Spinal Cord Anatomy
Spinal Cord White Matter

In each half of the spinal cord, white matter is divided into three major bundles, called funiculi. The dorsolateral sulcus marks the division between dorsal funiculus and lateral funiculus. The boundary between lateral funiculus and ventral funiculus is arbitrarily set where the most lateral bundle of ventral root fibers passes transversely through the white matter. Right and left ventral funiculi are connected by a ventral white commissure, located along the midline ventral to gray matter and dorsal to the ventral median fissure.

Spinal white matter consists of nerve fibers entering from dorsal roots; nerve fibers exiting to ventral roots; and millions of longitudinally oriented fibers organized into spinal tracts (some tracts are called fasciculi). Ascending spinal tracts convey information cranially from spinal cord projection neurons to the brain. Descending spinal tracts convey information caudally from brain neurons to the spinal cord. Although spinal tracts are anatomically nondescript (all fibers look alike); functionally, each tract is distinct since its fibers go to, or come from, a particular location in the brain and they signal a particular type of information. Some tract fibers arise and terminate entirely within the spinal cord and do not reach the brain. They are located deep, next to gray matter, and collectively they are called fasciculus proprius.

As dorsal rootlet nerve fibers enter the spinal cord, they bifurcate into cranially and caudally directed branches. These primary branches give off collateral branches that arc in a transverse plane and enter the dorsal horn gray matter. Thinly myelinated and nonmyelinated fibers (pain & temperature fibers) collect laterally as the dorsal rootlet enters the cord. Their cranial and caudal branches form the dorsolateral fasciculus. Thick myelinated fibers (touch & kinesthesia) gather medially in the dorsal funiculus as the dorsal rootlet enters the cord. Their cranial branches continue on to the brain. Such cranial branches form fasciculus gracilis (from the caudal half of the body) and fasciculus cuneatus (from the cranial half of the body).
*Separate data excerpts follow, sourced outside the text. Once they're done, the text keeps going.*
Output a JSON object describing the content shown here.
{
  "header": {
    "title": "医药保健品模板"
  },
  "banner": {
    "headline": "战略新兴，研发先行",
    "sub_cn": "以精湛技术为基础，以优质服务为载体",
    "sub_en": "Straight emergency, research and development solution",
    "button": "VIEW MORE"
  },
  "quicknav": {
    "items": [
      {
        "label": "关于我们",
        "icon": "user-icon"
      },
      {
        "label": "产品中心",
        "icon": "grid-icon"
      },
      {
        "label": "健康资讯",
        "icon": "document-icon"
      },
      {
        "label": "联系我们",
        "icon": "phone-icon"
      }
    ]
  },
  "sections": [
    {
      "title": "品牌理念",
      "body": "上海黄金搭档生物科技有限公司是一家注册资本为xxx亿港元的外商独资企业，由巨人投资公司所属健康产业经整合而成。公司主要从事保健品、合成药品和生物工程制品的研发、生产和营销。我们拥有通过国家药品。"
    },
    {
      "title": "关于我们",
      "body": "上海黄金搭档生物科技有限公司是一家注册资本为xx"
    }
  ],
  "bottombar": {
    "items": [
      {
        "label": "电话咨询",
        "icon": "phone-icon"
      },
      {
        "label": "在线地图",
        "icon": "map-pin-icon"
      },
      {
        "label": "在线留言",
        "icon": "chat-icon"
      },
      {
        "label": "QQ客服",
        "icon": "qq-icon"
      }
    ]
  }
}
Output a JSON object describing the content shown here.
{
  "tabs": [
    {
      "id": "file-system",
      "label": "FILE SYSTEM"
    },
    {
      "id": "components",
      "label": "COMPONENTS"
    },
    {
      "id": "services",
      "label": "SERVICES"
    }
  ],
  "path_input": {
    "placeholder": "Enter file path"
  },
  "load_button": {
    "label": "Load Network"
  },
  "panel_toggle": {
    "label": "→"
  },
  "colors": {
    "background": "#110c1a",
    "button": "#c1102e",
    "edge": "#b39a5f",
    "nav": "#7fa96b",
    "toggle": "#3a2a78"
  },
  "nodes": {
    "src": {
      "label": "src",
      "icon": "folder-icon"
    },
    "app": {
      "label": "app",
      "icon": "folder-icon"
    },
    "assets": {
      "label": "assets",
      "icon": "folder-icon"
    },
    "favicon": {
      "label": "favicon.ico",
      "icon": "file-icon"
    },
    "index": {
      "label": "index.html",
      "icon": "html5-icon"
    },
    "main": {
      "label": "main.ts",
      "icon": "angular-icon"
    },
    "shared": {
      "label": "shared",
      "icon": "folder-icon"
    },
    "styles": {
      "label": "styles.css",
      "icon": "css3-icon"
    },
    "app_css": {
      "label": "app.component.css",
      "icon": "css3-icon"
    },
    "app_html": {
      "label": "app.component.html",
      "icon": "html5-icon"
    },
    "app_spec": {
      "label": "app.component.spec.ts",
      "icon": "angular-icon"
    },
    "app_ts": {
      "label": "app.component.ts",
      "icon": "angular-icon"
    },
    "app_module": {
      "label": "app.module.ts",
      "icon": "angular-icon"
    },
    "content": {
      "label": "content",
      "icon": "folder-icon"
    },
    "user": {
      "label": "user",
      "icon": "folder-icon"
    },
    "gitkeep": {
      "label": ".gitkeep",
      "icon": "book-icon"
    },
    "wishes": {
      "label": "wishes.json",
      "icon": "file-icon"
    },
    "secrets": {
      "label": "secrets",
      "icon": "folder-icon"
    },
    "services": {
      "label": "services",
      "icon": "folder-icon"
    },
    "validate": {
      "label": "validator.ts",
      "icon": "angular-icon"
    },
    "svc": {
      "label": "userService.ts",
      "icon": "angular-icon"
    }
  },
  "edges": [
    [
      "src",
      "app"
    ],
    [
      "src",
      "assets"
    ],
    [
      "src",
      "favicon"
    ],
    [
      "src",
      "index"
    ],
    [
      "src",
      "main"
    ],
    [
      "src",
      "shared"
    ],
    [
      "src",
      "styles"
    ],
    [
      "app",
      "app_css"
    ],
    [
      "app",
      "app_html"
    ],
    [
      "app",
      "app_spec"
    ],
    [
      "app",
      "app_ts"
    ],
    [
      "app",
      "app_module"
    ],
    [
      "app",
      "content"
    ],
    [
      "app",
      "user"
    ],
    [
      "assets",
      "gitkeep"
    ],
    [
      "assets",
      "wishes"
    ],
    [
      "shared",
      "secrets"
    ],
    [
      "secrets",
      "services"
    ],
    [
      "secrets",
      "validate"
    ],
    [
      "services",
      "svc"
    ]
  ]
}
Within a tract, fibers are organized such that the shortest ones closest to gray matter; thus, fibers to the cervical region are deeper than those to the sacral region. In the dorsal funiculus, ascending branches of myelinated touch & kinesthesia fibers are regionally organized (Ca, S, L, T, & C). Those from the caudal half of the body constitute fasciculus gracilis. Those from the cranial half of the body form fasciculus cuneatus. The shortest tract fibers form fasciculus proprius (FP), immediately adjacent to gray matter. Lateral and ventral corticospinal tracts are depicted so as to illustrate that tracts consist of a dense core surrounded by a zone of decreasing fiber density.